Fakat onları bulamadılar. Çok iz süren bir adama:
- Eğer bize Muhammedi bulursan, sana istediğini veririz, dediler. Hep beraber iz takibine başladılar. Çok geçmeden Sevr Dağı'ndaki mağaraya vardılar. Hz. Ebu Bekir ayak seslerini duyunca:
- Eyvah bizi buldular, diye endişelendi. Hz. Peygamber onu teselli etti:
- Üzülme, Allah bizimledir, dedi. Mağaranın ağzı örümcek ağı ile kapalı idi. Mekkeliler hayal kırıklığına uğradılar
- Yanlış iz sürdük, burada olamazlar, diyerek süratle oradan ayrıldılar. Hz. Peygamber'i bulamayan kâfirler ne yapacaklarını bilemediler:
Kaçakları bulup getirene 100 deve vereceğiz, diye ilan ettiler. Süraka adlı yiğit bir adam vardı. Çok iyi ata biner, iyi iz sürerdi. Atına atladı, Medine'ye doğru atını sürdü. Çölde Efendimiz'e yetişti. Yanlarına yaklaştığı zaman, atı yere kapaklandı. Kalktı, atına bindi, ileri doğru sürdü. Bu defa atı dizlerine kadar kuma gömüldü. Süraka, bir daha yere yuvarlandı. Aklında hep 100 deve vardı. Dizginlere iyice sarıldı. Hayvanı mahmuzladı. Atı bir daha devrilince, yaptığı hatanın farkına vardı. Hz. Muhammed'in Peygamber olduğunu anladı. Geri döndü. Yolda rastladıklarına:
- Bu tarafta yoklar, başka tarafa bakın, dedi. Medine tarafına kimseyi göndermedi.
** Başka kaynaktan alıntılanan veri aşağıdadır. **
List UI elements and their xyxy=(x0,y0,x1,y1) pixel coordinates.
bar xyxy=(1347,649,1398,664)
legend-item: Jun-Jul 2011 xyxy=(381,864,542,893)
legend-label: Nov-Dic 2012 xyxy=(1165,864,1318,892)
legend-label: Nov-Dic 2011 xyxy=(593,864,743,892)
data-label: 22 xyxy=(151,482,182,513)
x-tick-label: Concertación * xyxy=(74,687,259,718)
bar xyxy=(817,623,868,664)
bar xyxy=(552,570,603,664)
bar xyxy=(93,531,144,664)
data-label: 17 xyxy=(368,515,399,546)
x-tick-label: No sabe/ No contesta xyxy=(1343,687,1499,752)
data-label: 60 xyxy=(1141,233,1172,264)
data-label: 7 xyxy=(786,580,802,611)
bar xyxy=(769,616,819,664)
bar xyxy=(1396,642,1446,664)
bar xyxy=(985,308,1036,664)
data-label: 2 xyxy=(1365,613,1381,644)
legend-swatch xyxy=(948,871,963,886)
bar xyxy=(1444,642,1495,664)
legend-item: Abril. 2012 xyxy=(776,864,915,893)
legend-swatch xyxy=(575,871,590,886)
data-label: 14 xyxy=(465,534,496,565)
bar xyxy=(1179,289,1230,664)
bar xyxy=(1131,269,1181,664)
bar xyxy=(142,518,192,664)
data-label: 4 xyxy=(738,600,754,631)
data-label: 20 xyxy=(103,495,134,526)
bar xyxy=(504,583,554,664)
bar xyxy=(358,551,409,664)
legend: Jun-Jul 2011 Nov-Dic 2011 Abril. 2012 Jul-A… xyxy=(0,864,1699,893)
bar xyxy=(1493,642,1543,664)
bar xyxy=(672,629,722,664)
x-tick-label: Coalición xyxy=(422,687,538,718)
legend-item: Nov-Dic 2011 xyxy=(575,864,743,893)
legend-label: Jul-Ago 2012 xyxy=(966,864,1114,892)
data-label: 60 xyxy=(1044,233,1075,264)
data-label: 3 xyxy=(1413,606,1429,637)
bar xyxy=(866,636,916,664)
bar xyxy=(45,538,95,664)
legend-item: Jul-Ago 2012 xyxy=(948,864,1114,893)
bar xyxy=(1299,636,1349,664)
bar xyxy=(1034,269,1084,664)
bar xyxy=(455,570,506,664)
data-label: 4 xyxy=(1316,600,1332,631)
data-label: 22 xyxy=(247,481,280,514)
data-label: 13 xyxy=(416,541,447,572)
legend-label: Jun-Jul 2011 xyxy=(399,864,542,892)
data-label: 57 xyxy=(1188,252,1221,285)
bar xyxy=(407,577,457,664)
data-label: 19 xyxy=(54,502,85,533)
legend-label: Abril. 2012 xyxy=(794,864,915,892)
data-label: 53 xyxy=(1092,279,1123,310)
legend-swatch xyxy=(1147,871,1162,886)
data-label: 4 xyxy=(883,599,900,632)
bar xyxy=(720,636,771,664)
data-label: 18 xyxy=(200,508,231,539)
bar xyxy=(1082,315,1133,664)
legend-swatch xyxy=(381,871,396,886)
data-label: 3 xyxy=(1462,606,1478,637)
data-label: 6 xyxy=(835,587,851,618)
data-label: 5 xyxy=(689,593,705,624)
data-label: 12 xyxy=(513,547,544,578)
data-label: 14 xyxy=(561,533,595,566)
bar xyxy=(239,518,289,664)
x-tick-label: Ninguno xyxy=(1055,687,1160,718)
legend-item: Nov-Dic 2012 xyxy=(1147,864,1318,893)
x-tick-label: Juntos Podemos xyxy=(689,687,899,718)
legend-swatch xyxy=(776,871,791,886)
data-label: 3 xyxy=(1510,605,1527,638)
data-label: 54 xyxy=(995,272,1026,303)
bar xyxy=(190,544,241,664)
Medineli Müslümanlar, Hz. Peygamber'in yola çıktığını duymuşlardı. Günlerdir onu bekliyorlardı. Hurma ağacının tepesindeki gözcü;
- Geliyorlar! diye bağınnca, dünya onların oldu. Gönülleri sevinçle doldu.
- Allahu Ekber! Allahu Ekber! Şükür, geldi Peygamber diye koşup, etrafını sardılar. Ağlayarak mübarek ellerine sarıldılar. İlk iş olarak Hz. Peygamber, Muhacirun denen Mekkeliler'e Ensar denilen Medineliler'i ikişer ikişer kardeş ilan etti. Sonra el birliği ile güzel bir mescid yaptılar. Artık düşman korkusu olmadan mescidlerinde ve Hz. Peygamber'in arkasında hep beraber namaz kılmaya başladılar. Her şeylerini Mekke'de bırakıp gelmelerine hiçbir zaman üzülmediler. Peygamber ile olmayı en büyük mutluluk bildiler. Daha sonra Medine'deki Yahudilerle iç barışı sağlamak ve Medine'yi birlikte müdafaa etmek için bir anlaşma yaptı.
KABE'DEN DÜNYAYA
Mekkeli kâfirler, Muhammedi elimizden kaçırdık, diye üzüldüler. Geride kalan Müslümanlar'a çok fenalık yaptılar. Hicret eden Müslümanlar'ın mallarını yağma ettiler. Sonra da büyük bir kervan hazırlayıp Ebu Süfyan'ın başkanlığında Suriye'ye gönderdiler. Medine'de mutlu bir hayat süren Müslümanlar, Hicret'in ikinci yılında, bu kervanın geri dönmekte olduğunu duyunca, yolunu kesmeye, haklarını almaya karar verdiler. Bunu öğrenen Mekkeliler ise, kervanlarını korumak ve Müslümanlarla savaşmak için yola çıktılar. Hz. Peygamber de Müslümanlar'ı topladı. Savaşa hazırlanmalarını söyledi. İki taraf, Bedir denen bir yerde karşılaştı. Kâfirler 950 kişiydiler. İki yüz tane atları vardı. Kendilerine cesaret versinler diye kadınları da yanlarına almışlardı. Müslümanlar ise 314 kişiydiler. İki tane atları vardı. Sayılan çok azdı, ama göğüslerindeki iman dağlar kadardı.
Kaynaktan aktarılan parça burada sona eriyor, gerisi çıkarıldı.